Due 8am EST Wednesday Sept 26, 2018

Econ B2000, MA Econometrics

Kevin R Foster, CCNY

Remember, there is Stats Diagnostic Test on Hawkes due by midnight Monday Sept 24.

Each student should submit a separate assignment, even if it is an identical computer file to the rest of your study group. When submitting assignments, please include your name and the assignment number as part of the filename. Please write the names of your study group members at the beginning of your homework.

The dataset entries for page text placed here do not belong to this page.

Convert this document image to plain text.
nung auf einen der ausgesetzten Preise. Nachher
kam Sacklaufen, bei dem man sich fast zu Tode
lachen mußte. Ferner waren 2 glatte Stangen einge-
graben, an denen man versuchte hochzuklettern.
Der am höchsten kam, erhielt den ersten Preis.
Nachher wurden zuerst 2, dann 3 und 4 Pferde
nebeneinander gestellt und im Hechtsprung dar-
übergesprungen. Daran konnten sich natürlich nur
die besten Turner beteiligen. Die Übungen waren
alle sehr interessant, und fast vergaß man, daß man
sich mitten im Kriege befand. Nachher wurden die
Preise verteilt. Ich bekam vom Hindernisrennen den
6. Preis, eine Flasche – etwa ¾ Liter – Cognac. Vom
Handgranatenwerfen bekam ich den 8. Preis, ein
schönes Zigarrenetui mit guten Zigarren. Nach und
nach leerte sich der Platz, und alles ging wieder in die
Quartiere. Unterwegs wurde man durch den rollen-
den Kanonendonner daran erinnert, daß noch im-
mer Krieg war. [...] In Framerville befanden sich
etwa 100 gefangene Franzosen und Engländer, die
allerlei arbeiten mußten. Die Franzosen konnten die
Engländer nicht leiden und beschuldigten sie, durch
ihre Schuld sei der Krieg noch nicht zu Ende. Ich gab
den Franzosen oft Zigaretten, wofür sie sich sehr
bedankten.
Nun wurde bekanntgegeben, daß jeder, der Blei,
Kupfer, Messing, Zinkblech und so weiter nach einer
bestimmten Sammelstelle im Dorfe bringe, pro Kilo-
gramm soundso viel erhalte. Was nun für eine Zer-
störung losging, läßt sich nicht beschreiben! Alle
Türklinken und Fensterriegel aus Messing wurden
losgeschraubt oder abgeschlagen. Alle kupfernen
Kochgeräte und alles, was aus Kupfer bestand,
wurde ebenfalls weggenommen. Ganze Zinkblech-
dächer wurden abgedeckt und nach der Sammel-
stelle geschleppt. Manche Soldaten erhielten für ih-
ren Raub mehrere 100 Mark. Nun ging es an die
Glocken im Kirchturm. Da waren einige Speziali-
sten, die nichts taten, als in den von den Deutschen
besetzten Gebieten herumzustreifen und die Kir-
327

  1. What are the names of the people in your study group?
  2. Find some additional data for a Benford’s Law analysis (hint: for many economic and financial variables, take the change rather than the level), graph it. Consider how likely it is, to follow Benford’s Law - can you suggest some measure? (example in lecture notes)
  3. Using the PUMS data, what proportion of people* with less than a college degree earn less than $70,000 income? Above? What proportion of people with a college degree make more or less than that? (example of code in lecture notes) Look at these by borough or neighborhood.
  1. What is the richest neighborhood in each borough? Poorest? How might you measure income inequality by neighborhood? (Various measures include std dev, IQR, 90-10 range, even 90-50 and 50-10.) What is most unequal neighborhood in each borough? How much do rankings of inequality change, for slightly different measures? Is there a mean/risk tradeoff? Extra: if you have time, consider using different measures of income - for instance sometimes researchers subtract housing expenditure. Or measures of capability (so income adjusted by education). How does inequality of income correlate with other factors, what patterns do you see?

  2. Extra - some of you may have completed the Diagnostic Test already so you have time to push on. Using a subsample of the taxi data, I find that on weekends there were 193750 rides paid with credit cards and 187694 rides paid with cash.
  1. Find a 90% confidence interval for the fraction of rides paid in cash.
  2. On weekdays there were 582335 rides paid with a card and 509798 paid in cash. What is a 90% confidence interval for the fraction paid in cash now?
  3. Are these proportions statistically significantly different? Explain and calculate t-stat and p-value.
  4. What are some possible explanations? What data would you want to consider additionally? I’m not (yet) asking for data just an explanation of your thought process.
  5. Using the taxi data that I provided from class website, consider which fares are likely to tip more than 10%, 15%, or more. Can you find interesting differences?